Para os negócios de hoje, o Banco do Povo da China (PBoC, o BC chinês) estabeleceu a taxa de paridade em 6,4140 yuans por dólar, no nível mais fraco desde agosto de 2011 e ante 6,4078 yuans na sessão anterior.

Desde 10 de agosto, véspera do anúncio da desvalorização, o yuan já perdeu cerca de 3,4% de seu valor em relação ao dólar.

Dados publicados esta semana mostraram que as reservas internacionais da China caíram em novembro ao menor nível em mais de dois anos e meio, com queda de US$ 87,22 bilhões, para US$ 3,438 trilhões.

Os números sobre reservas sugerem que a China está perdendo mais capital. A consultoria britânica Capital Economics, por exemplo, calcula que as saídas líquidas de capital do gigante asiático atingiram o nível recorde de US$ 113 bilhões em novembro, superando de longe os US$ 37 bilhões que deixaram o país em outubro.

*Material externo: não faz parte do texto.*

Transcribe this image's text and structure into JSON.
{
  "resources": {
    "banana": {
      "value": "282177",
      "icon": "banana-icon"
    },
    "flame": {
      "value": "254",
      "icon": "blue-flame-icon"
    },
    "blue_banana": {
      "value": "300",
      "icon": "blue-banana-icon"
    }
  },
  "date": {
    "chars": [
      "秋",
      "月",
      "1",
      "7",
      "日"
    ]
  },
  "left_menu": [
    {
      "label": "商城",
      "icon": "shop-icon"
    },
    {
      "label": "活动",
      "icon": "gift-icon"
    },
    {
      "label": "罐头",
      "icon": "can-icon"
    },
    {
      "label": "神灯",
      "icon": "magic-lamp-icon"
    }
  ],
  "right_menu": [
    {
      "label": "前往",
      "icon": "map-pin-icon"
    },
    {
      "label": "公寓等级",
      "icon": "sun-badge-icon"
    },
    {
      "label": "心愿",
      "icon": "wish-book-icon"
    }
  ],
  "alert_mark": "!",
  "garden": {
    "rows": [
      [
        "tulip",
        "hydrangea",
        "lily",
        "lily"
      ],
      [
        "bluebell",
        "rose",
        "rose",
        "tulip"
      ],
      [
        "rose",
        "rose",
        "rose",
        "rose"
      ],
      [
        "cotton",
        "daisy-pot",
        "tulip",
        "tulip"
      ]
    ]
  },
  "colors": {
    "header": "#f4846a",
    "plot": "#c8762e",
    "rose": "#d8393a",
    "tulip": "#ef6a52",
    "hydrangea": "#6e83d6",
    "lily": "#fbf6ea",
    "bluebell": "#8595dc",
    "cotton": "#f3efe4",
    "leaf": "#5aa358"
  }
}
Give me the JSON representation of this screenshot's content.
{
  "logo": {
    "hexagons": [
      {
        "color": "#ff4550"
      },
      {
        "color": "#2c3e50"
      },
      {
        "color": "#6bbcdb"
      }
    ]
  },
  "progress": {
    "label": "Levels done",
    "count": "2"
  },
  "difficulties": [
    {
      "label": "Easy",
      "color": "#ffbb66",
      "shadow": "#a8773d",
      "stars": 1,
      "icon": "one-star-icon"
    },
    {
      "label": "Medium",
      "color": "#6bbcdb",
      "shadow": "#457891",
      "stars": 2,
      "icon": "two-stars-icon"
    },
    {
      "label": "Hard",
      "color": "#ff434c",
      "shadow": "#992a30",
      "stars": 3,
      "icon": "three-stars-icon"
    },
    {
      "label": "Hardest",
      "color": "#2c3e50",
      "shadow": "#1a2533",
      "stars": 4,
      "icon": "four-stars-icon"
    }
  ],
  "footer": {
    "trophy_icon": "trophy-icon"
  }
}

Economistas acreditam que Pequim poderá não resistir à crescente pressão de desvalorização sobre o yuan, diante do aumento das saídas de capital.

Stephen Jen, fundador da SLJ Macro Partners LLP, um fundo de hedge com sede em Londres, diz que a demanda reprimida da China por ativos estrangeiros "precisa ser saciada mais cedo ou mais tarde".

À medida que a China evolui da posição de "maior exportador mundial de bens para maior exportador de capital", parece que o yuan precisa continuar se desvalorizando, argumenta Jen. Com informações da Dow Jones Newswires.